Bürokrasinin en rahat dönemi
Bu süreç zarfında, dışardan içeriye söyle bir bakıyorum da, gaile, fikir ve iddiadan yoksun kesimler için tam bürokrat olunacak dönemleri yaşıyoruz.
31 Mayıs 2013 tarihinde başlayan Gezi olayları,
Arkasından gelen 17-25 Aralık Operasyonları,
30 Mart Mahalli İdareler Seçimi,
Cumhurbaşkanlığı Seçimi,
7 Haziran ve 1 Kasım Genel Seçimleri,
15 Temmuz hain darbe kalkışması,
Terör olayları,
Ve.,
Şimdi de başlayan Yeni Anayasa Süreci, sistem tartışmaları nedeniyle;
Tüm hükümet üyeleri oradan oraya savrulmakta, siyasi gelişmeleri takip etmekten, asıl yapmaları gereken işlere konsantre olamamaktadırlar.
Bu arada fikir ve iddiadan yoksun yorgun bürokratlar da kebap yapmaya devam etmekteler.
Koalisyon döneminde illerde Valiler ve İl müdürlerinin, Ankara'da Genel Müdür ve üzeri bürokratların ömrü 2 yılı geçmezdi.
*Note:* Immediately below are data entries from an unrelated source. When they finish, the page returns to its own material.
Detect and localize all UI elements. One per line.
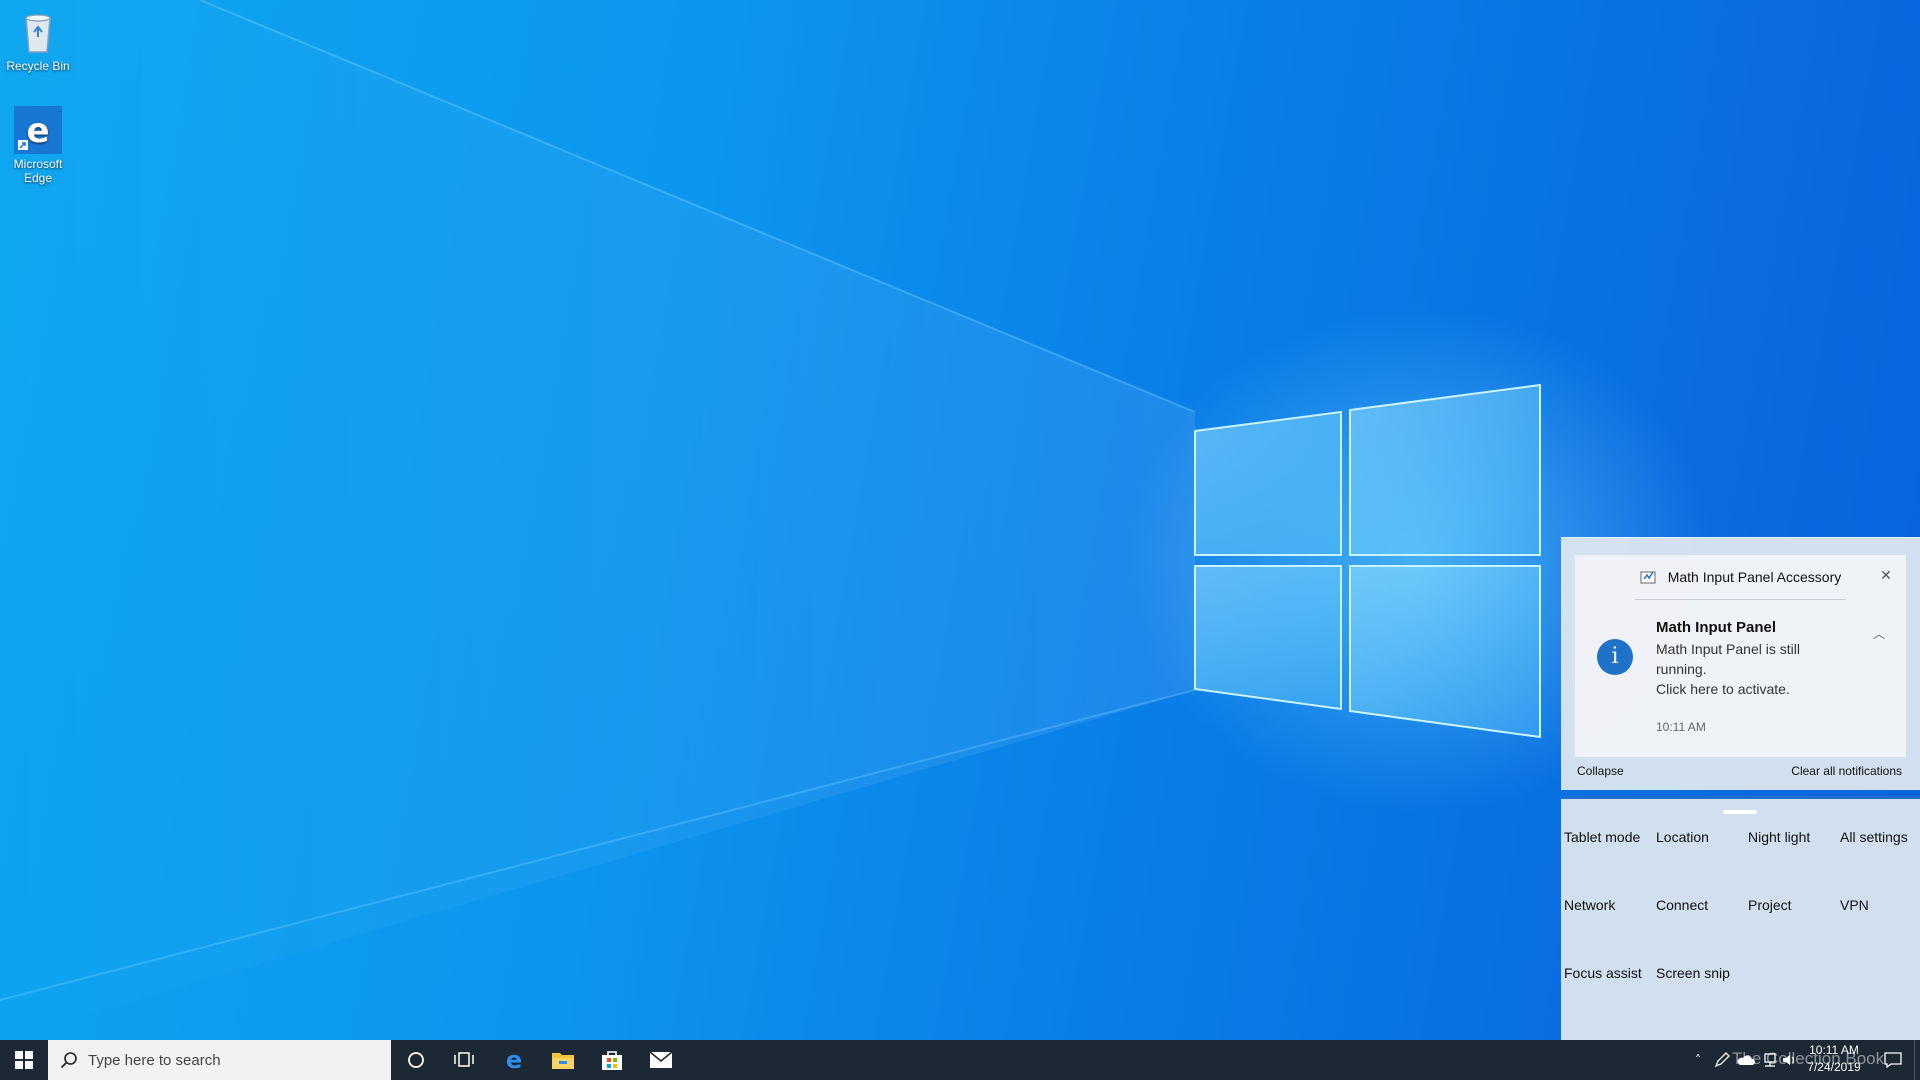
windows-logo	[1194, 383, 1541, 739]
tile-all-settings[interactable]: All settings	[1840, 829, 1920, 879]
expand-handle[interactable]	[1723, 810, 1757, 814]
show-desktop-button[interactable]	[1914, 1040, 1920, 1080]
notification-panel: Math Input Panel Accessory ✕ i Math Inpu…	[1561, 537, 1920, 790]
taskbar-file-explorer-button[interactable]	[539, 1040, 587, 1080]
tile-screen-snip[interactable]: Screen snip	[1656, 965, 1746, 1015]
taskbar-store-button[interactable]	[588, 1040, 636, 1080]
tile-focus-assist[interactable]: Focus assist	[1564, 965, 1654, 1015]
divider	[1635, 599, 1846, 600]
desktop-icon-recycle-bin[interactable]: Recycle Bin	[0, 8, 76, 73]
desktop-icon-label: Microsoft Edge	[13, 157, 63, 185]
tile-location[interactable]: Location	[1656, 829, 1746, 879]
notification-body: Math Input Panel is still running. Click…	[1656, 639, 1856, 699]
edge-icon: e	[506, 1048, 522, 1072]
desktop-icon-microsoft-edge[interactable]: e Microsoft Edge	[0, 106, 76, 185]
windows-start-icon	[15, 1051, 33, 1069]
store-icon	[602, 1051, 622, 1070]
tile-night-light[interactable]: Night light	[1748, 829, 1838, 879]
edge-icon: e	[14, 106, 62, 154]
mail-icon	[649, 1051, 673, 1068]
task-view-button[interactable]	[440, 1040, 488, 1080]
close-icon[interactable]: ✕	[1878, 568, 1894, 584]
notification-time: 10:11 AM	[1656, 720, 1706, 734]
notification-body-line: Click here to activate.	[1656, 681, 1790, 697]
math-input-panel-icon	[1640, 571, 1656, 584]
collapse-button[interactable]: Collapse	[1577, 764, 1624, 778]
chevron-up-icon[interactable]: ︿	[1872, 627, 1886, 641]
notification-app-header: Math Input Panel Accessory	[1575, 555, 1906, 599]
watermark: The Collection Book	[1672, 1038, 1902, 1080]
tile-vpn[interactable]: VPN	[1840, 897, 1920, 947]
notification-app-name: Math Input Panel Accessory	[1667, 569, 1842, 585]
clear-all-notifications-button[interactable]: Clear all notifications	[1791, 764, 1902, 778]
watermark-text: The Collection Book	[1732, 1049, 1885, 1068]
tile-tablet-mode[interactable]: Tablet mode	[1564, 829, 1654, 879]
task-view-icon	[454, 1052, 474, 1067]
notification-body-line: running.	[1656, 661, 1707, 677]
start-button[interactable]	[0, 1040, 48, 1080]
notification-body-line: Math Input Panel is still	[1656, 641, 1800, 657]
quick-actions-panel: Tablet mode Location Night light All set…	[1561, 796, 1920, 1040]
notification-card[interactable]: Math Input Panel Accessory ✕ i Math Inpu…	[1575, 555, 1906, 757]
info-icon: i	[1597, 639, 1633, 675]
taskbar-edge-button[interactable]: e	[490, 1040, 538, 1080]
search-input[interactable]	[88, 1051, 368, 1069]
desktop-icon-label: Recycle Bin	[6, 59, 70, 73]
tile-network[interactable]: Network	[1564, 897, 1654, 947]
svg-text:e: e	[506, 1048, 522, 1072]
taskbar-search[interactable]	[48, 1040, 391, 1080]
cortana-button[interactable]	[392, 1040, 440, 1080]
recycle-bin-icon	[14, 8, 62, 56]
notification-title: Math Input Panel	[1656, 619, 1776, 636]
taskbar-mail-button[interactable]	[637, 1040, 685, 1080]
taskbar: e ˄	[0, 1040, 1920, 1080]
tile-project[interactable]: Project	[1748, 897, 1838, 947]
tile-connect[interactable]: Connect	[1656, 897, 1746, 947]
search-icon	[60, 1052, 77, 1069]
svg-text:e: e	[26, 111, 49, 151]
cortana-icon	[408, 1052, 424, 1068]
file-explorer-icon	[552, 1053, 574, 1069]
Çünkü her hükümet kendi bürokratını atardı.
AK Parti döneminde istikrar gelince, 10 yılın üzerinde görev yapan bürokrat bolluğu yaşanmaya başladı.
Genel Müdür deyip geçmeyin, alırlar o sihirli rakamı ,6.400, görevden alınsalar bile hep şanları Sn. Genel Müdürüm, Sn. Müsteşarım'dır.
Havaalanında, Hastanede, Postanede her kapı açılır onlara..
Ölünceye kadar o ünvanı kullanırlar.
15 yıl boyunca, AK Parti döneminde bu kaymağı yemişlerdir. Ve dahi yemeye devam edeceklerdir.
15 Temmuz Gecesi VİP Bürokratlar ne yapıyordu?
15 Temmuz Şehitlerinin anlatıldığı bir belgeselde izlemiştim.
Şehidimiz eşi anlatıyordu. "(Şehidimiz) Kapıdan çıkarken dedi ki; "Sen beni uzman Çavuşluğa göndermedin. Aha bende Şehit olmaya gidiyorum. dedi." Diyor.
Şimdi sevgili dostlar,
Uzman çavuş olmaya çalışan kimdir?
Muhtemelen, belli düzgün bir işi olmayan kişidir.
Şimdi O şehit oldu.
Allah Rahmet eylesin.
Hakkını helal etsin.
Hayatta düzgün bir işi olamayanlar, ikinci kurtuluş savaşını yaptılar..
Şehit oldular..
Gazi oldular.
Acaba;
O gece, AK Parti'nin VİP Bürokratları ne yapıyordu?
Yiyecek stoklayanlar var mıydı?
15 Temmuz gecesi, sosyal medya hesaplarında neler paylaştılar?
Özel konuşmalarında neler dediler?
Sokağa çıktılar mı?
Yada dizi film mi seyrettiler..
Mesela ben, öncelikle üyesi olduğum tüm hesaplarda STK'larda halkı sokaklara çağırdım.
Yetmedi,
Arayan dostlara da açık ve net şunları söyledim.
"Sabah darbeciler başarılı olursa zaten bizi alırlar. Tek şansımız sokaklar"..
Şimdi tekrar soralım..
O gece, bürokrat hazretleri ne yapıyordu?
Araştırdınız mı?
Yola çıkarken, arkanızı sağlam alacaksınız..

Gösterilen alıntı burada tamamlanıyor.